UN TIRO EN LA CABEZA

 

Por Guillermo Saccomanno

t.gif (67 bytes) Traéme las escopetas, ordena el hombre. Todas, dice. Las seis. Y el administrador de la estancia le obedece. Un rato después, con las armas, el hombre se encierra en un cuarto. Ahí afuera los patrulleros ya pasaron una tranquera.

Dicen que un instante antes de morir se recuerda toda la vida. Mientras elige la 12.70, al hombre se le viene encima la memoria. A los cincuenta y cuatro años las imágenes que lo encajonan no son pocas. Se ve de pibe, vendiendo helados en el pueblo. Se ve negociando máquinas de calcular. Se ve manejando un camión transportador de caudales. Se ve con su mujer, haciendo una familia. Se ve con los hijos. Quise darles lo que no tuve, piensa. Y los hijos, terminándose de criar entre los muros de una fortaleza como la de Don Corleone. El pibe que vendía helados en el pueblo nunca hubiera imaginado que la vida sería esto. Y ahora el hombre carga la 12.70.

Todo hombre tiene su precio, se dice. Comprobarlo le permitió escalar posiciones. Del mismo modo que, de pibe no podía siquiera soñar que su riqueza iba a salir algún día en la revista Fortune, tampoco se le podía ocurrir que llegaría a preocupar al FBI. Cuando tire del gatillo, el hombre va a pagar un precio. Va a pagar la vergüenza. La relación con el hijo mayor no fue fácil. El muchacho lo criticaba, no quería saber nada de sus asuntos. Con el otro varón pudo tejer cierta complicidad, pero esto no lo tranquilizaba. Con la hija, su mimada, las tensiones fueron demasiadas y ahora ella tiene una depresión. El hombre siempre sostuvo que no era de los que se quebraban. Sin embargo, en la tarde de este miércoles, acá está, con la vergüenza cargando la escopeta.

Magnificente y oculto a un tiempo, el hombre se definía como un empresario exitoso. Un laburante, decía. Pero se consideraba una fiera. La escopeta, la 12.70, es un arma de caza mayor. La elegida para matar a una fiera. Ahí está su mirada, los ojos que saben medir a la presa. Cazador cazado, piensa el hombre. Porque el hombre ahora es su propia presa.

Alguna vez el hombre dijo que sacarle una foto era como pegarle un tiro en la cabeza. Un chiste del destino: el fotógrafo que disparó la cámara para mostrarlo se apellidaba Cabezas. Después, a Cabezas, le tiraron en la cabeza. Un asesinato chapucero en una cava de la costa, cerca de la casa del gobernador. Entonces al hombre lo acusaron de ser el cabeza de todo. Desde el tráfico de drogas hasta el tráfico de armas, desde la compra y venta de policías hasta sus contactos secretos con el gobierno, con todo le tiraron. Mafia, se dijo. El hombre aclaró que era inocente, que era la víctima de un complot. Supo decir también que poder e impunidad eran lo mismo, pero que él no tenía nada que ver. Dueño de un imperio, mandamás absoluto de un ejército privado, siguió negando. Ahora, al levantar la 12.70, al ponérsela en la boca y ensayar un movimiento, en silencio, sigue queriendo negar.

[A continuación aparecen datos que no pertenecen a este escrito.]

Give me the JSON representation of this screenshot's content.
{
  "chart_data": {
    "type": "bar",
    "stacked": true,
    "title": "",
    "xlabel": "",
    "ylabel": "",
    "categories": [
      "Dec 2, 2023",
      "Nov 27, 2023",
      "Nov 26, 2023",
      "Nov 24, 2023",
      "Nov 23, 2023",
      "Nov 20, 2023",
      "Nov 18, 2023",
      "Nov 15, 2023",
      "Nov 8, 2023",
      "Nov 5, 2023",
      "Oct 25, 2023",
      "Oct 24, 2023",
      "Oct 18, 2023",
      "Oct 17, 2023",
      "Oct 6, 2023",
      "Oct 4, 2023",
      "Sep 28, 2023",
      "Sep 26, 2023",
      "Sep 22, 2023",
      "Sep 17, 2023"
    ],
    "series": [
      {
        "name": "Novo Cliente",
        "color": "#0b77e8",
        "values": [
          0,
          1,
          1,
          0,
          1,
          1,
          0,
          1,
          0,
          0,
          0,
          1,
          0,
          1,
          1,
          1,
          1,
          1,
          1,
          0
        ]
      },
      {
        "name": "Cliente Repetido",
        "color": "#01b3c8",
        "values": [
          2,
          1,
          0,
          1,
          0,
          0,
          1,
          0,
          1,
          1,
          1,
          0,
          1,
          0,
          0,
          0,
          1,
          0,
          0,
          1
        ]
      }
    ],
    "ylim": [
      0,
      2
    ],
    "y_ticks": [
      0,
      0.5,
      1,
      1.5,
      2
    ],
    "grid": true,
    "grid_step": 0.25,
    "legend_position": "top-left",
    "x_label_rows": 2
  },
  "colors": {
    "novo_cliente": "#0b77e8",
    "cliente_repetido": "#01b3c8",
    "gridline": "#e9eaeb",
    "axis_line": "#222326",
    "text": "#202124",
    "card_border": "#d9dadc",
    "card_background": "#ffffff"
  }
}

El hombre quiere seleccionar los últimos recuerdos, quedarse con los mejores. Nadie me regaló nada, piensa. Me hice de abajo, piensa. Cuando tire del gatillo, piensa, van a barajarse toda clase de hipótesis. Que mi poder fue tanto que me di el lujo de comprar otra muerte para fingir la mía. Que me voltearon porque sabía demasiado. Que me liquidé porque me había quebrado. De acuerdo, quieren mi cara, mi cabeza. No las van a tener. Ahora los autos ya están en la estancia. Hay pasos y voces que se adentran en el casco.

Pagaría con todo lo que tiene para empezar de nuevo, para arrancar de cero otra vez. Su fortuna, que es inmensa, no alcanza para borrarlo todo.

La noche que tuvo que abandonar su casa, la fortaleza, de apuro, la mujer y los hijos le dijeron que confiaban en él.Entonces el hombre se vino a la estancia.A morir la vergüenza no demasiado lejos del lugar que nació.Abra, le gritan del otro lado de la puerta.El hombre tira del gatillo.Casi treinta y cinco perdigones le desfiguran la cara, le revientan la cabeza.